Ersilia Soudais was one of the LFI deputies accused of antisemitism and of not having condemned the October 7 attacks, refusing to classify it as 'an antisemitic terrorist attack'. She has always denied any claims of antisemitism in her speeches and maintains her critiques of zionism and her opposition to the State of Israel.

In early February 2025, Frédéric Falcon, an RN deputy, referred to her as 'a notorious anti-semite' during a session at the National Assembly. Ersilia Soudais asked for him to be sanctioned for these remarks, which Falcon accepted. These remarks were the object of a reminder of the rules by the president of the session, who referred the matter to the Office of the National Assembly.

=== Accusation against her head of communications of cyberbullying ===
In August 2024, she posted a video on TikTok, which was intended to be humorous, about the behaviour of her head of communications, Mathieu Garnier, portraying him as a 'harasser of journalists'. In response, the journalist and editor in chief at Décideurs Magazine, Lucas Jakubowicz, accused Mathieu Garnier of harassment and shared critical messages sent to him by Garnier, accusing him of 'making fun' of his family, who were victims of the Holocaust, for having described Jakubowicz as supporting Marine Le Pen and for the following statement: 'The guy, he talks about his family that was decimated by the Nazis during the Second World War... just before calling to march with them'; Ersilia Soudais has not responded to these accusations.

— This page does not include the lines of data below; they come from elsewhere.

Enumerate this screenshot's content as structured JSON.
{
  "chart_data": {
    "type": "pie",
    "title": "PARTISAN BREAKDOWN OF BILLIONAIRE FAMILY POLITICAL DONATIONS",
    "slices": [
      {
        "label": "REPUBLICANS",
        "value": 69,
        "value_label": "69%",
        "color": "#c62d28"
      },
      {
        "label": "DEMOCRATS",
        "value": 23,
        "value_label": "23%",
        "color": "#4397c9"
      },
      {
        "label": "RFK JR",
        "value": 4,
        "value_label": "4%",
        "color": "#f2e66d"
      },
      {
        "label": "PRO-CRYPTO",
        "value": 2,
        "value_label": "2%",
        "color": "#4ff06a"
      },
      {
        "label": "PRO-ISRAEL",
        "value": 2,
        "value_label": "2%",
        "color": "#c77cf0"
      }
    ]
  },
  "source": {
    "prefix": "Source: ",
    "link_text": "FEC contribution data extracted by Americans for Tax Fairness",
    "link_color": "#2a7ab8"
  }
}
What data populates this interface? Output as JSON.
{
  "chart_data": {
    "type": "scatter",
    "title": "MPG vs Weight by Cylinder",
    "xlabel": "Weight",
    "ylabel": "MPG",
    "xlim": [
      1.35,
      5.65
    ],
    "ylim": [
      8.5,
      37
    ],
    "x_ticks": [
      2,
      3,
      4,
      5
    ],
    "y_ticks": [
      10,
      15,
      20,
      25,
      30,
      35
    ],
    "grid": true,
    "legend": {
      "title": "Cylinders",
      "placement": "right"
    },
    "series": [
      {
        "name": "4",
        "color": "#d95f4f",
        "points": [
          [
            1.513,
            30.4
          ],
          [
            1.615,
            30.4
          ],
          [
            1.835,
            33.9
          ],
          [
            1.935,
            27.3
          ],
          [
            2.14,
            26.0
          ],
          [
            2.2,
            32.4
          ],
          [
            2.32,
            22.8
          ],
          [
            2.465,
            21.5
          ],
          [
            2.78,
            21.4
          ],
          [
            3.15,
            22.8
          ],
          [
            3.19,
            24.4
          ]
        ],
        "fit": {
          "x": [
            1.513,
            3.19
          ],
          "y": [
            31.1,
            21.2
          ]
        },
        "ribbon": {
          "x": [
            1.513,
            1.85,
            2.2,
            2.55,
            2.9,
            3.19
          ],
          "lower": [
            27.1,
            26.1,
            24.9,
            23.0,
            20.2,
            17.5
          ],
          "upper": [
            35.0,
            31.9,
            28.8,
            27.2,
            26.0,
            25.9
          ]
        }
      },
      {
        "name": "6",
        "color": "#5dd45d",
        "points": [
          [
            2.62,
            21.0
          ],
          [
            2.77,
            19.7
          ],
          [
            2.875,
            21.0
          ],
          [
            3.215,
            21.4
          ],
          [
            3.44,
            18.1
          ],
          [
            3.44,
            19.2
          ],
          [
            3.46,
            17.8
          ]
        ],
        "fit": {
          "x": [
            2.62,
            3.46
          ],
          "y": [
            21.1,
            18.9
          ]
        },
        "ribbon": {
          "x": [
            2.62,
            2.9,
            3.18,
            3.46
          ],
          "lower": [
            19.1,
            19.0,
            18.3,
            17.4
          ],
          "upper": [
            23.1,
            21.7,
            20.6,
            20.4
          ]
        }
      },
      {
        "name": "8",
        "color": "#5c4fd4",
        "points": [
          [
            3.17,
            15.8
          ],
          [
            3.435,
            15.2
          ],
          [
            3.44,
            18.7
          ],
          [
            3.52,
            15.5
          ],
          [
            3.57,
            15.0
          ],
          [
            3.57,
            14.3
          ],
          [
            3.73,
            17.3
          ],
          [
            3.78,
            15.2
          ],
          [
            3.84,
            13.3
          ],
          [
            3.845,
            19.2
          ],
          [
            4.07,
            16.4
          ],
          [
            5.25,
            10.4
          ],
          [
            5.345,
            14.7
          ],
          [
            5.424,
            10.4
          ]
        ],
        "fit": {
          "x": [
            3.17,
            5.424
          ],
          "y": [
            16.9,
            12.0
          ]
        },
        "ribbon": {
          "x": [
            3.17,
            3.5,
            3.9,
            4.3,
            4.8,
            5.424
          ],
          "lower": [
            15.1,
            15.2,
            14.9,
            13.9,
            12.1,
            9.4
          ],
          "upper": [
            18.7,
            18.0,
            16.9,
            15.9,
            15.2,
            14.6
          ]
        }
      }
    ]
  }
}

=== Support of Elias d’Imzalène ===
On 8 September 2024, the political activist Elias d’Imzalène under an fiche S (S file) by the renseignements généraux (French intelligence services) was taken into custody as part of an investigation initiated by a report from the ex-minister of the interior Gérald Darmanin. The report accused him of inciting hatred, after he asked his audience at a protest if they were 'ready to carry out Intifada in Paris' in order to 'liberate Jerusalem'. On 25 September 2024, Ersilia Soudais said she wanted to visit, as an elected official, the police station where he was being held in custody to support him, lamenting that it was not the supporters of the 'genocide perpetrated by Israel' who were in custody instead.

At trial, Elias d'Imzalène, who denies any claim of antisemitism, was sentenced in December 2024 to a suspended sentence with the payment of damages for 'public incitation of hatred relating to ethnicity, race, origin, nationality or religion'.